Не смею утверждать, что я сохранил безупречно четкое, живое, не по фотографиям, представление внешности покойного. Но я полон чувствованием его всегда бледного, задумчивого лица, какой-то, может быть только в условиях петербургских незадач возникшей, робости выражения синих глаз. Хорошо помню высокую гибкую фигуру, легкую поступь, спокойные движения, мягкий жест, приветность речи. Без затруднений представляю, ощущаю зимние вечера, в которые мы сиживали с ним на большом диване в полутемной угловой нашей зале, ведя бесконечные, едва ли многозанимательные для него, но восхитительные для меня, тихие беседы, исподволь прислушиваясь к покашливаниям и нервным передвигам рабочего кресла в кабинете.

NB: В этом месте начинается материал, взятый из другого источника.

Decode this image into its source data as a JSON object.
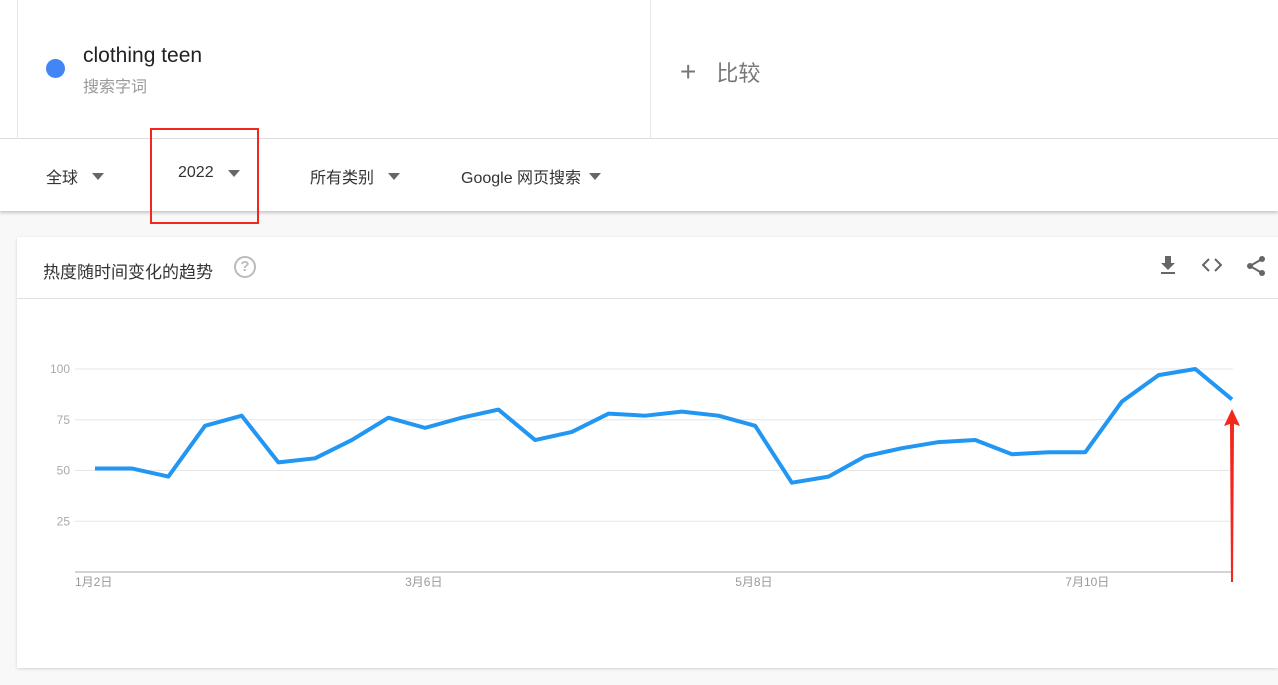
{
  "search_term": {
    "name": "clothing teen",
    "type": "搜索字词",
    "color": "#4285f4"
  },
  "compare": {
    "icon": "plus-icon",
    "label": "比较"
  },
  "filters": [
    {
      "label": "全球"
    },
    {
      "label": "2022"
    },
    {
      "label": "所有类别"
    },
    {
      "label": "Google 网页搜索"
    }
  ],
  "card": {
    "title": "热度随时间变化的趋势",
    "help": "?",
    "icons": [
      "download-icon",
      "embed-code-icon",
      "share-icon"
    ]
  },
  "chart_data": {
    "type": "line",
    "x": [
      "1月2日",
      "1月9日",
      "1月16日",
      "1月23日",
      "1月30日",
      "2月6日",
      "2月13日",
      "2月20日",
      "2月27日",
      "3月6日",
      "3月13日",
      "3月20日",
      "3月27日",
      "4月3日",
      "4月10日",
      "4月17日",
      "4月24日",
      "5月1日",
      "5月8日",
      "5月15日",
      "5月22日",
      "5月29日",
      "6月5日",
      "6月12日",
      "6月19日",
      "6月26日",
      "7月3日",
      "7月10日",
      "7月17日",
      "7月24日",
      "7月31日",
      "8月7日"
    ],
    "xticks": [
      "1月2日",
      "3月6日",
      "5月8日",
      "7月10日"
    ],
    "yticks": [
      25,
      50,
      75,
      100
    ],
    "ylim": [
      0,
      100
    ],
    "grid": true,
    "series": [
      {
        "values": [
          51,
          51,
          47,
          72,
          77,
          54,
          56,
          65,
          76,
          71,
          76,
          80,
          65,
          69,
          78,
          77,
          79,
          77,
          72,
          44,
          47,
          57,
          61,
          64,
          65,
          58,
          59,
          59,
          84,
          97,
          100,
          85
        ],
        "color": "#2196f3"
      }
    ],
    "annotation": {
      "type": "arrow",
      "color": "#f3281d",
      "target": "8月7日"
    }
  }
}
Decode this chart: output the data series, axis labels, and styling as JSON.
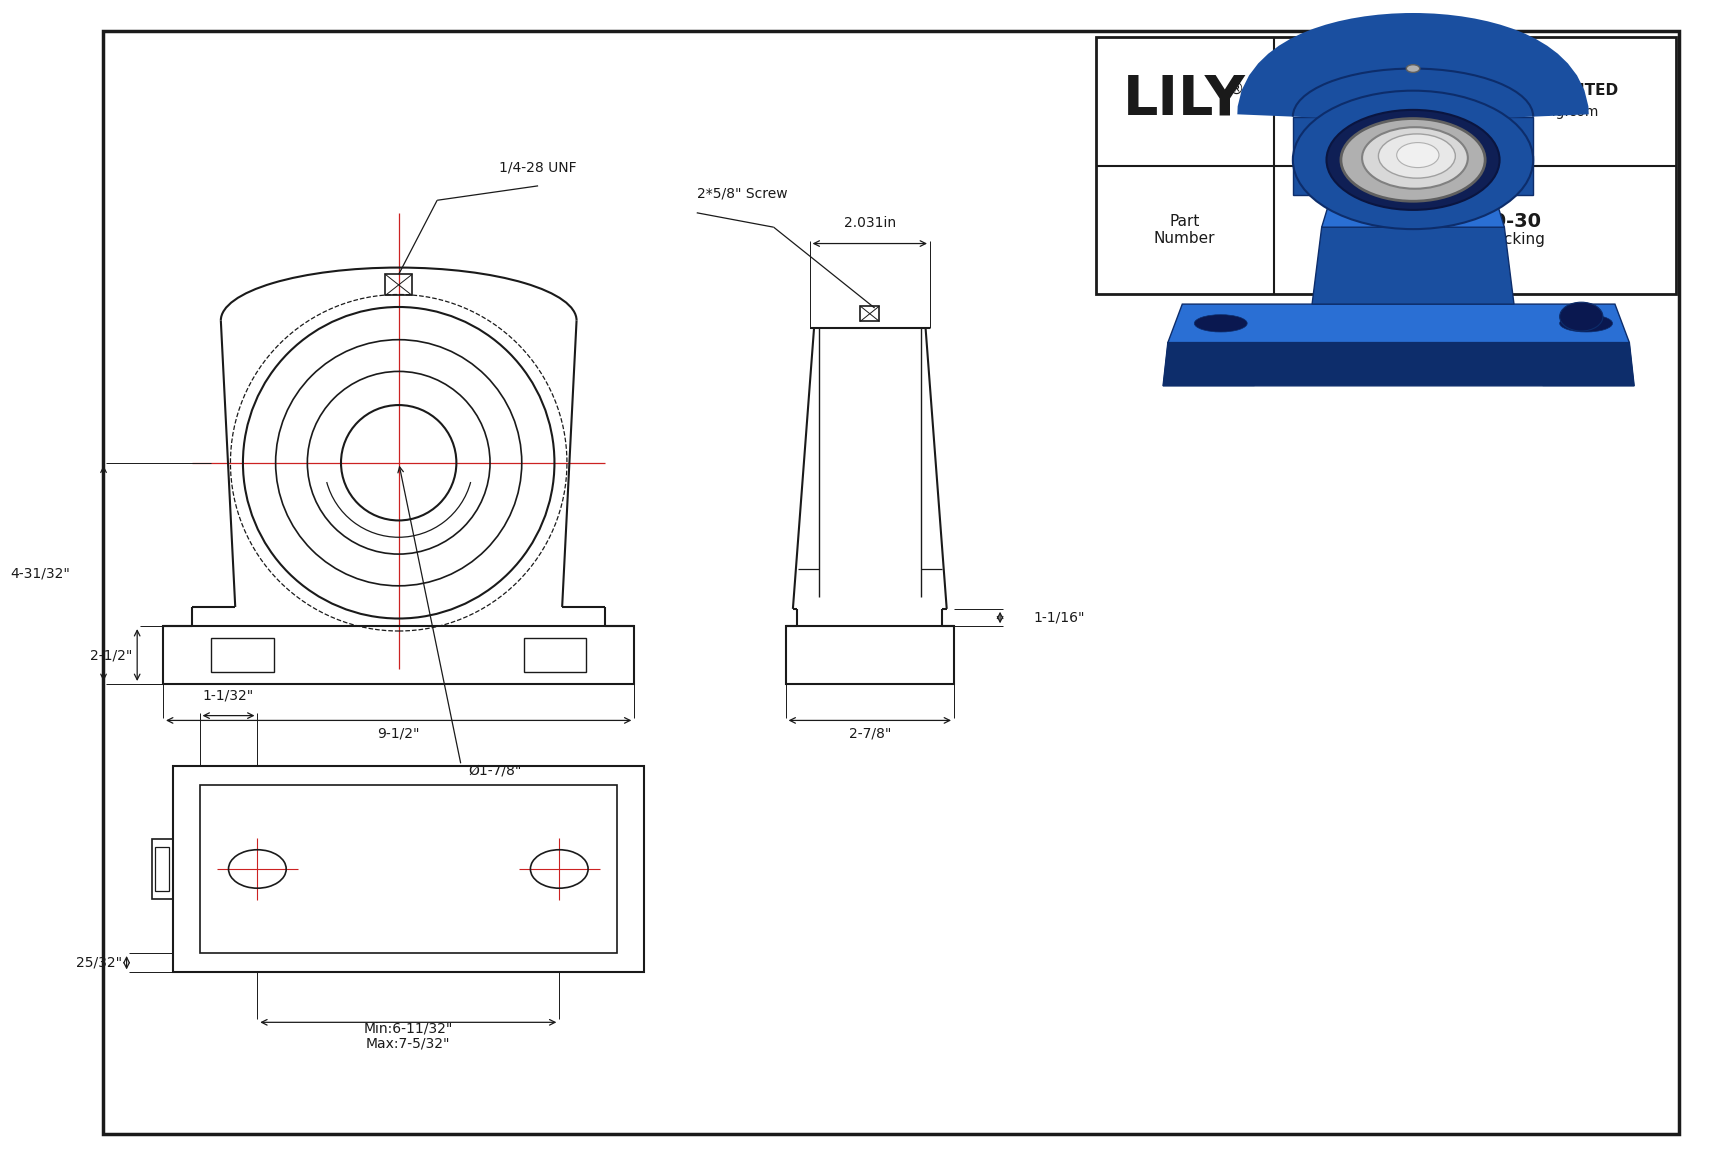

Таким рисуют мне Василия Семеновича моя память, чувство… Этого, конечно, мало.
Как уже известно, он оставил дневничок — подлинный “человеческий документ”. Он был начат, веден и брошен строго по интимным побуждениям и потребностям. Этим утверждается бесспорность его искренности. Им сбережены простосердечные свидетельства о жизненной и рабочей обстановке Николая Семеновича в те времена. Небольшие извлечения из него, несомненно, кое-что осветят. Итак — к ним, к дневничку, к “человеческому документу”!
“За обедом между Николаем и Ка[териною] Степ[ановною] произошла какая-то вспышка, в которой Николай, по моему мнению, не виноват. Смотрю я, смотрю на сию… Катерину Степановну и никак не могу уяснить себе, что “оно” такое? По-своему добрая, довольно последовательная в том, что себе зарубит (упертая), и всячески бестолковая… Это тип малороссийской “жинки”, которая не боится своего “чоловша”. Особенно интересна она с своею манерой говорить “высоким слогом” и пускаться в рассуждения… Но тем не менее, в ней есть стороны, которых нельзя не уважать: она прекрасная (по-своему) мать, хорошая и заботливая хозяйка, что тоже не вздор; и потом она очень правдива…” (26 февраля 1871 года.)